The job is seeing that more people can get the free money that folks around the state are lining up to buy tickets for.

Seriously, the most important job of handling lots of cash is not a deskbound director. It is eight or 10 auditors holding a tight rein on seeing that the cash taken in gets into the state’s bank account, and equally important, regularly checks on the convenience stores that are shoveling out these tickets and collecting the cash.

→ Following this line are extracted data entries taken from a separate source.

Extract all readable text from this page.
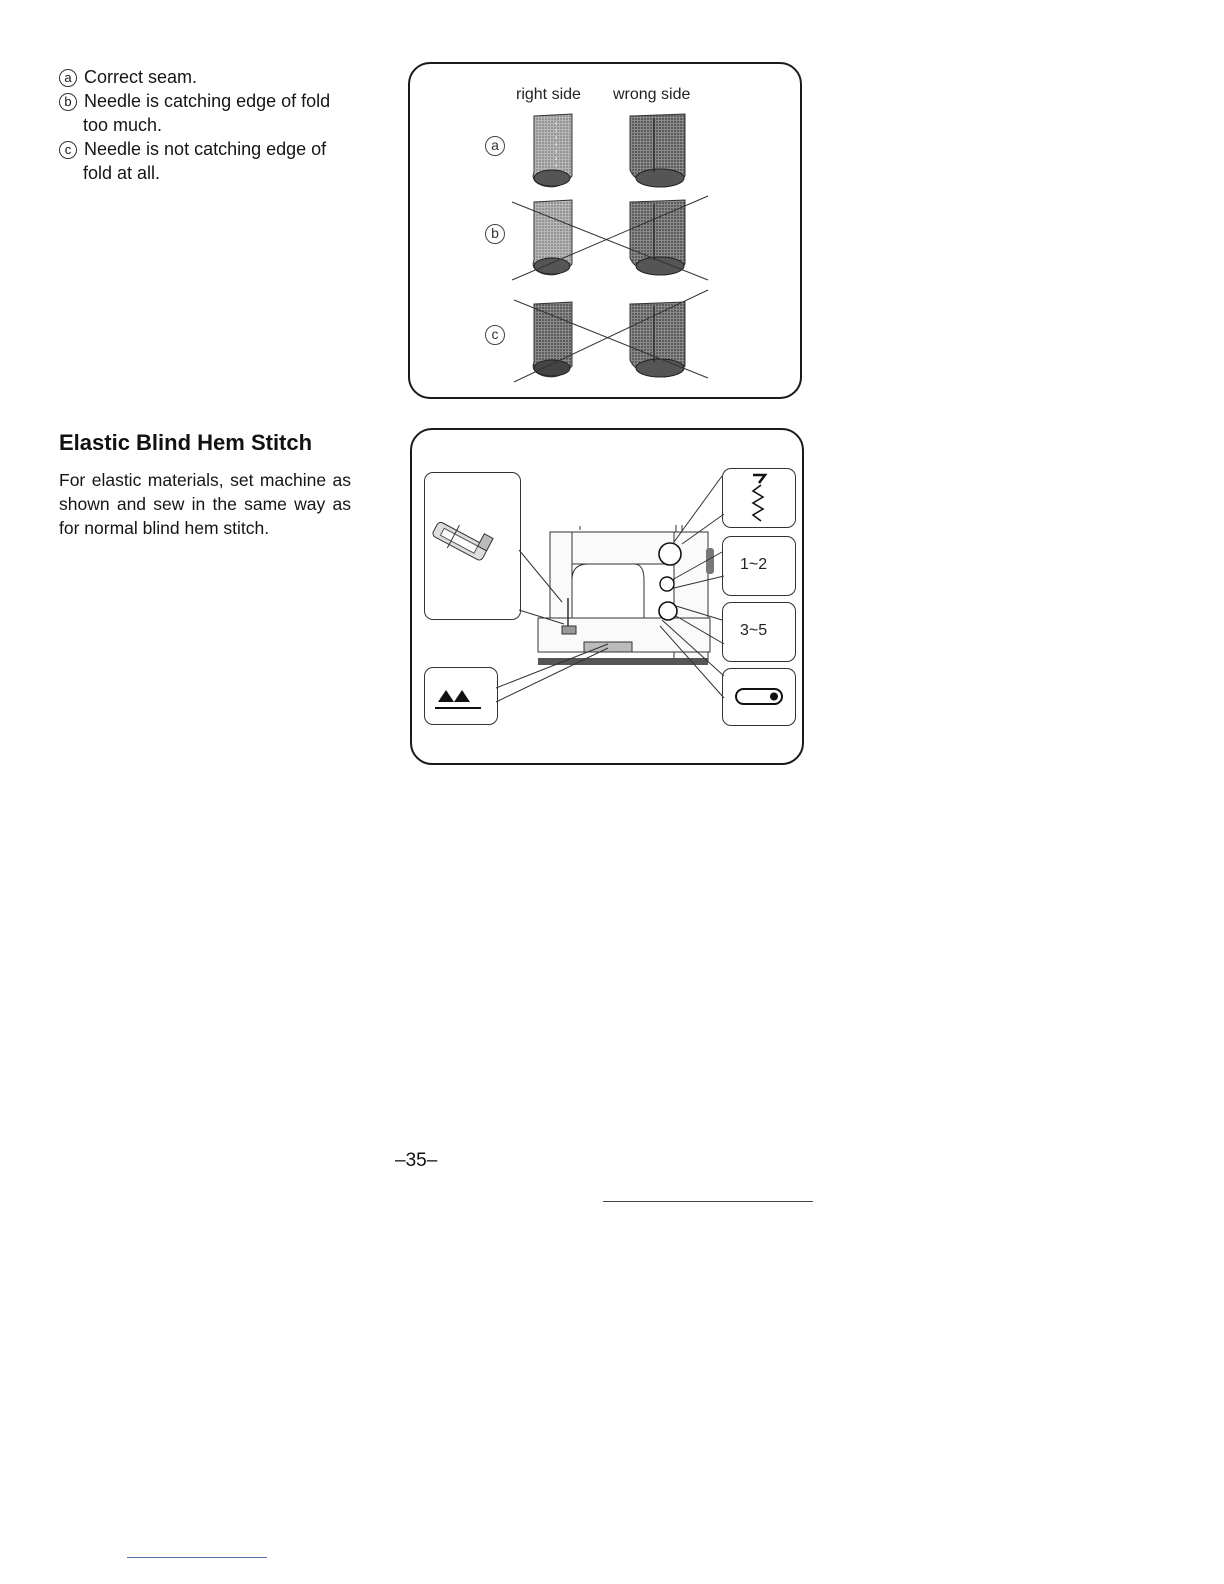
a Correct seam.
b Needle is catching edge of fold
too much.
c Needle is not catching edge of
fold at all.
Elastic Blind Hem Stitch

For elastic materials, set machine as shown and sew in the same way as for normal blind hem stitch.

right side wrong side
a
b
c
1~2
3~5
–35–
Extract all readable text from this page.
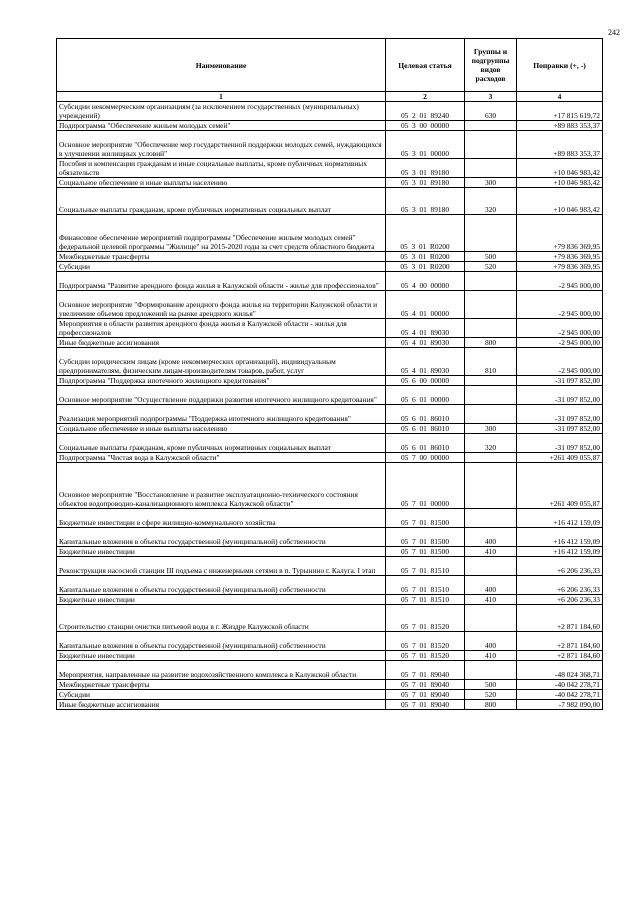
242
Наименование	Целевая статья	Группы и подгруппы видов расходов	Поправки (+, -)
1	2	3	4
Субсидии некоммерческим организациям (за исключением государственных (муниципальных) учреждений)	05  2  01  89240	630	+17 815 619,72
Подпрограмма "Обеспечение жильем молодых семей"	05  3  00  00000		+89 883 353,37
Основное мероприятие "Обеспечение мер государственной поддержки молодых семей, нуждающихся в улучшении жилищных условий"	05  3  01  00000		+89 883 353,37
Пособия и компенсации гражданам и иные социальные выплаты, кроме публичных нормативных обязательств	05  3  01  89180		+10 046 983,42
Социальное обеспечение и иные выплаты населению	05  3  01  89180	300	+10 046 983,42
Социальные выплаты гражданам, кроме публичных нормативных социальных выплат	05  3  01  89180	320	+10 046 983,42
Финансовое обеспечение мероприятий подпрограммы "Обеспечение жильем молодых семей" федеральной целевой программы "Жилище" на 2015-2020 годы за счет средств областного бюджета	05  3  01  R0200		+79 836 369,95
Межбюджетные трансферты	05  3  01  R0200	500	+79 836 369,95
Субсидии	05  3  01  R0200	520	+79 836 369,95
Подпрограмма "Развитие арендного фонда жилья в Калужской области - жилье для профессионалов"	05  4  00  00000		-2 945 000,00
Основное мероприятие "Формирование арендного фонда жилья на территории Калужской области и увеличение объемов предложений на рынке арендного жилья"	05  4  01  00000		-2 945 000,00
Мероприятия в области развития арендного фонда жилья в Калужской области - жилья для профессионалов	05  4  01  89030		-2 945 000,00
Иные бюджетные ассигнования	05  4  01  89030	800	-2 945 000,00
Субсидии юридическим лицам (кроме некоммерческих организаций), индивидуальным предпринимателям, физическим лицам-производителям товаров, работ, услуг	05  4  01  89030	810	-2 945 000,00
Подпрограмма "Поддержка ипотечного жилищного кредитования"	05  6  00  00000		-31 097 852,00
Основное мероприятие "Осуществление поддержки развития ипотечного жилищного кредитования"	05  6  01  00000		-31 097 852,00
Реализация мероприятий подпрограммы "Поддержка ипотечного жилищного кредитования"	05  6  01  86010		-31 097 852,00
Социальное обеспечение и иные выплаты населению	05  6  01  86010	300	-31 097 852,00
Социальные выплаты гражданам, кроме публичных нормативных социальных выплат	05  6  01  86010	320	-31 097 852,00
Подпрограмма "Чистая вода в Калужской области"	05  7  00  00000		+261 409 055,87
Основное мероприятие "Восстановление и развитие эксплуатационно-технического состояния объектов водопроводно-канализационного комплекса Калужской области"	05  7  01  00000		+261 409 055,87
Бюджетные инвестиции в сфере жилищно-коммунального хозяйства	05  7  01  81500		+16 412 159,09
Капитальные вложения в объекты государственной (муниципальной) собственности	05  7  01  81500	400	+16 412 159,09
Бюджетные инвестиции	05  7  01  81500	410	+16 412 159,09
Реконструкция насосной станции III подъема с инженерными сетями в п. Турынино г. Калуга. I этап	05  7  01  81510		+6 206 236,33
Капитальные вложения в объекты государственной (муниципальной) собственности	05  7  01  81510	400	+6 206 236,33
Бюджетные инвестиции	05  7  01  81510	410	+6 206 236,33
Строительство станции очистки питьевой воды в г. Жиздре Калужской области	05  7  01  81520		+2 871 184,60
Капитальные вложения в объекты государственной (муниципальной) собственности	05  7  01  81520	400	+2 871 184,60
Бюджетные инвестиции	05  7  01  81520	410	+2 871 184,60
Мероприятия, направленные на развитие водохозяйственного комплекса в Калужской области	05  7  01  89040		-48 024 368,71
Межбюджетные трансферты	05  7  01  89040	500	-40 042 278,71
Субсидии	05  7  01  89040	520	-40 042 278,71
Иные бюджетные ассигнования	05  7  01  89040	800	-7 982 090,00
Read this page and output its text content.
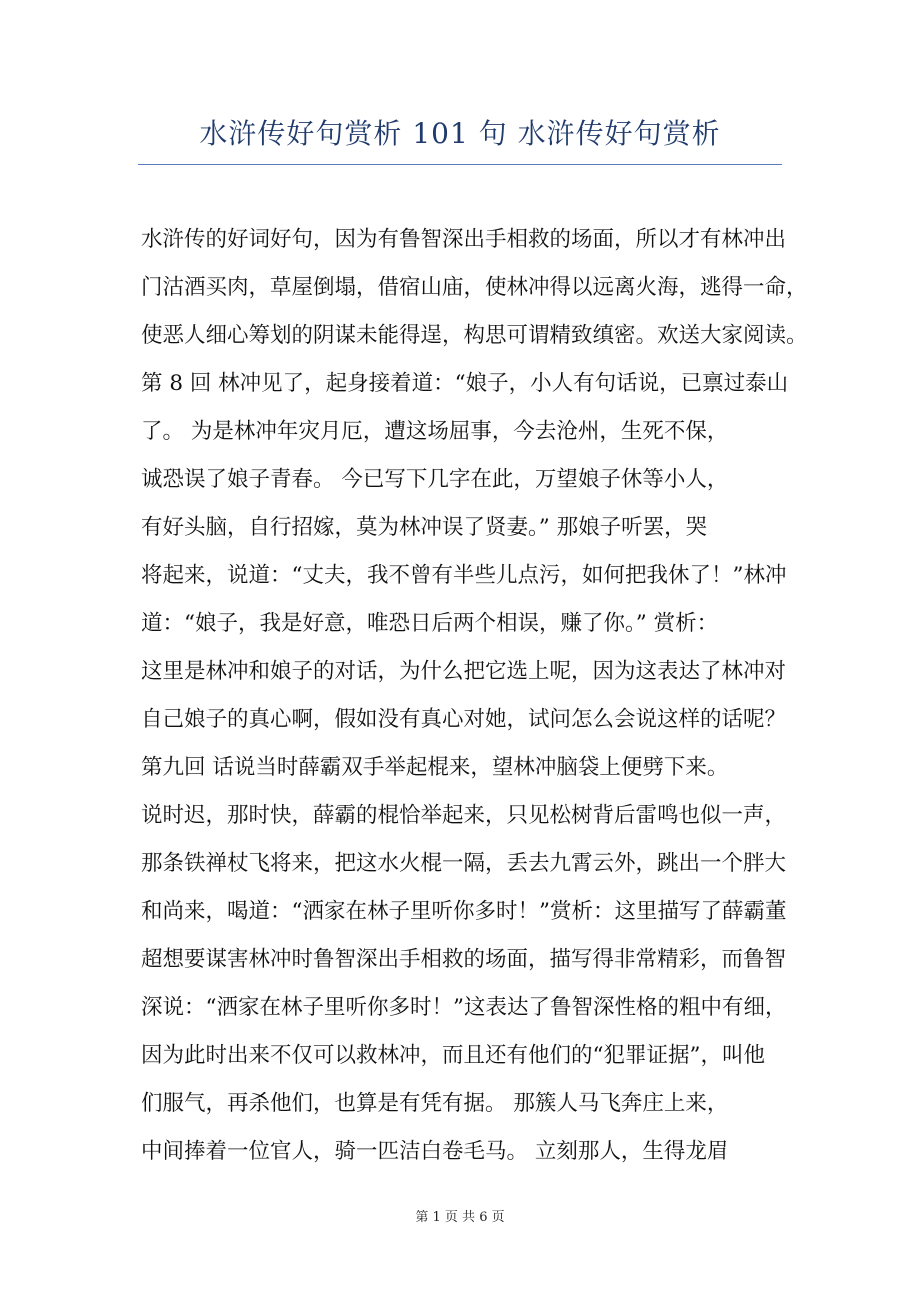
水浒传好句赏析 101 句 水浒传好句赏析
水浒传的好词好句，因为有鲁智深出手相救的场面，所以才有林冲出
门沽酒买肉，草屋倒塌，借宿山庙，使林冲得以远离火海，逃得一命，
使恶人细心筹划的阴谋未能得逞，构思可谓精致缜密。欢送大家阅读。
第 8 回 林冲见了，起身接着道：“娘子，小人有句话说，已禀过泰山
了。 为是林冲年灾月厄，遭这场屈事，今去沧州，生死不保，
诚恐误了娘子青春。 今已写下几字在此，万望娘子休等小人，
有好头脑，自行招嫁，莫为林冲误了贤妻。” 那娘子听罢，哭
将起来，说道：“丈夫，我不曾有半些儿点污，如何把我休了！”林冲
道：“娘子，我是好意，唯恐日后两个相误，赚了你。” 赏析：
这里是林冲和娘子的对话，为什么把它选上呢，因为这表达了林冲对
自己娘子的真心啊，假如没有真心对她，试问怎么会说这样的话呢？
第九回 话说当时薛霸双手举起棍来，望林冲脑袋上便劈下来。
说时迟，那时快，薛霸的棍恰举起来，只见松树背后雷鸣也似一声，
那条铁禅杖飞将来，把这水火棍一隔，丢去九霄云外，跳出一个胖大
和尚来，喝道：“洒家在林子里听你多时！”赏析：这里描写了薛霸董
超想要谋害林冲时鲁智深出手相救的场面，描写得非常精彩，而鲁智
深说：“洒家在林子里听你多时！”这表达了鲁智深性格的粗中有细，
因为此时出来不仅可以救林冲，而且还有他们的“犯罪证据”，叫他
们服气，再杀他们，也算是有凭有据。 那簇人马飞奔庄上来，
中间捧着一位官人，骑一匹洁白卷毛马。 立刻那人，生得龙眉
第 1 页 共 6 页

I’ve observed in my 87 years that it doesn’t take a smart man to give money away.

WILLIAM PAGE HILL

Springdale

A political advantage

When elected representatives tell their constituents that we must “have a heart” and spend millions of hardearned taxpayer dollars for the health, education and welfare of illegal aliens, it has nothing to do with being benevolent.

It has everything to do with political correctness and what is politically advantageous for that representative.

HOWARD BANGERT Hot Springs

It must be desperate

The Tea Party trots out another clown. Are they that desperate?

The 9 percent national sales tax, part of Herman Cain’s 9-9-9 plan, only applies to new purchases. I suppose we could survive on used groceries, medicine and hamburgers, not to mention it would kill the auto industry, boat industry and new homes.

Can’t wait to see who comes crawling out next.

D.D. WATSON Conway

What about athletes?

So much is said about what chief executive officers are paid. What about the multimillion-dollar figures that sports figures draw? They are a big part of the 1 percent. How many CEOs left college and began drawing this kind of money?